I have recently completed a co-edited volume for Liverpool University Press devoted to postcolonial realms of memory. The collection explores those sites, objects and other phenomena in which traces of the colonial past are variously sedimented, a reminder that – despite official amnesia or the often-prescriptive interventions of state-sponsored commemoration –traces of the colonial past persist in disruptive ways in the present. This recent project focused exclusively on France and its overseas territories and departments, but I have plans with my co-editors, Etienne Achille and Lydie Moudileno, to extend our purview into the wider Francosphere. To this end, I visited last week the recently reopened Royal Museum for Central Africa in Tervuren outside Brussels. This institution was first built, in the context of the 1897 Exposition Internationale de Bruxelles, as part of a large-scale propaganda effort to persuade the Belgian people of the benefits of Leopold’s Congo Free State, which operated from 1885 to 1908 as the King’s personal fiefdom. Initially a colonial museum, it changed its emphases in the period leading up to Congolese independence to focus more on anthropology and zoology, with subsequent makeovers foregrounding environmental questions and underlining the institution’s research credentials. By the early twenty-first century, critics saw the institution as a colonial time capsule, with significant elements of its displays unchanged since its foundation. It closed for renovation in late 2013 and opened its doors to visitors again in December 2018.

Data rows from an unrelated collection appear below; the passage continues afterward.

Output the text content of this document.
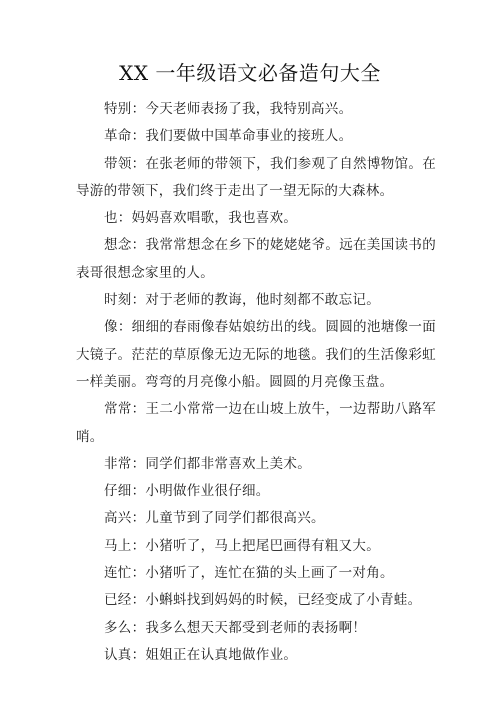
XX 一年级语文必备造句大全

特别：今天老师表扬了我，我特别高兴。

革命：我们要做中国革命事业的接班人。

带领：在张老师的带领下，我们参观了自然博物馆。在导游的带领下，我们终于走出了一望无际的大森林。

也：妈妈喜欢唱歌，我也喜欢。

想念：我常常想念在乡下的姥姥姥爷。远在美国读书的表哥很想念家里的人。

时刻：对于老师的教诲，他时刻都不敢忘记。

像：细细的春雨像春姑娘纺出的线。圆圆的池塘像一面大镜子。茫茫的草原像无边无际的地毯。我们的生活像彩虹一样美丽。弯弯的月亮像小船。圆圆的月亮像玉盘。

常常：王二小常常一边在山坡上放牛，一边帮助八路军哨。

非常：同学们都非常喜欢上美术。

仔细：小明做作业很仔细。

高兴：儿童节到了同学们都很高兴。

马上：小猪听了，马上把尾巴画得有粗又大。

连忙：小猪听了，连忙在猫的头上画了一对角。

已经：小蝌蚪找到妈妈的时候，已经变成了小青蛙。

多么：我多么想天天都受到老师的表扬啊！

认真：姐姐正在认真地做作业。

Sculpture of a person's head in profile
Aimé Mpane’s ‘New Breath’

The current museum actively seeks to distance itself from its predecessor. In the newly opened wing that serves as an introduction to its collections, there is a quarantined space in which objects devoted to the ‘glorification of the colony and its founders’ are ‘side-lined’ in the tradition of the statue graveyards in a number of postcolonial countries (including the Democratic Republic of Congo itself). Here notably is the leopard-man statue by Paul Wissaert, popularized by Hergé in Tintin au Congo, a representation of a member of the clandestine Anyoto society that has come to embody exoticizing European representations of Africa. This manoeuvre reflects the institution’s active attempts to develop postcolonial museology in a stubbornly colonial container. New artworks have also been commissioned to sit in counterpoint to late nineteenth- and early twentieth-century memorials and artefacts: in the entrance hall, for instance, Aimé Mpane’s ‘New Breath’, a giant latticework head, attempts to stare back at the colonial era statues that surround it. Many objects from the original museum are nevertheless retained and although curated differently, reveal no attention to live debates about their restitution. At the same time, there is little attempt to address the systematic brutality on which the functioning of the Congo Free State depended.

Central to the new museum is a striking painting by Chéri Samba entitled ‘Réorganisation’. It depicts a tug of war on the museum steps between representatives of Tervuren and a group of Congolese characters, with ownership of the leopard-man statue disputed. This encapsulates the challenges of curating the colonial past in the postcolonial present – challenges that have arguably not been fully translated into the Royal Museum for Central Africa in the ways that many had expected they might be. The United Nations Working Group of Experts on People of African Descent which carried out its fact-finding visit to Belgium in February 2019 claimed in their preliminary report that ‘the root causes of present-day human rights violations lie in the lack of recognition of the true scope of violence and injustice of colonisation’. Part of their focus is on Tervuren as they claim that the recent reorganization has not gone far enough in supporting such activity. It is clear that the search for alternative sites at which such memory work can emerge is set to continue, not least through the active decolonization of public spaces elsewhere in Brussels: the Square du Bastion – home to a large community of the Congolese diaspora — has, for instance, recently been renamed Square Patrice Lumumba; and a statue of Leopold II in Duden Park has also become a focus of controversy, with the bust of the king recently replaced by an anticolonial activist group with one of Nelson Mandela."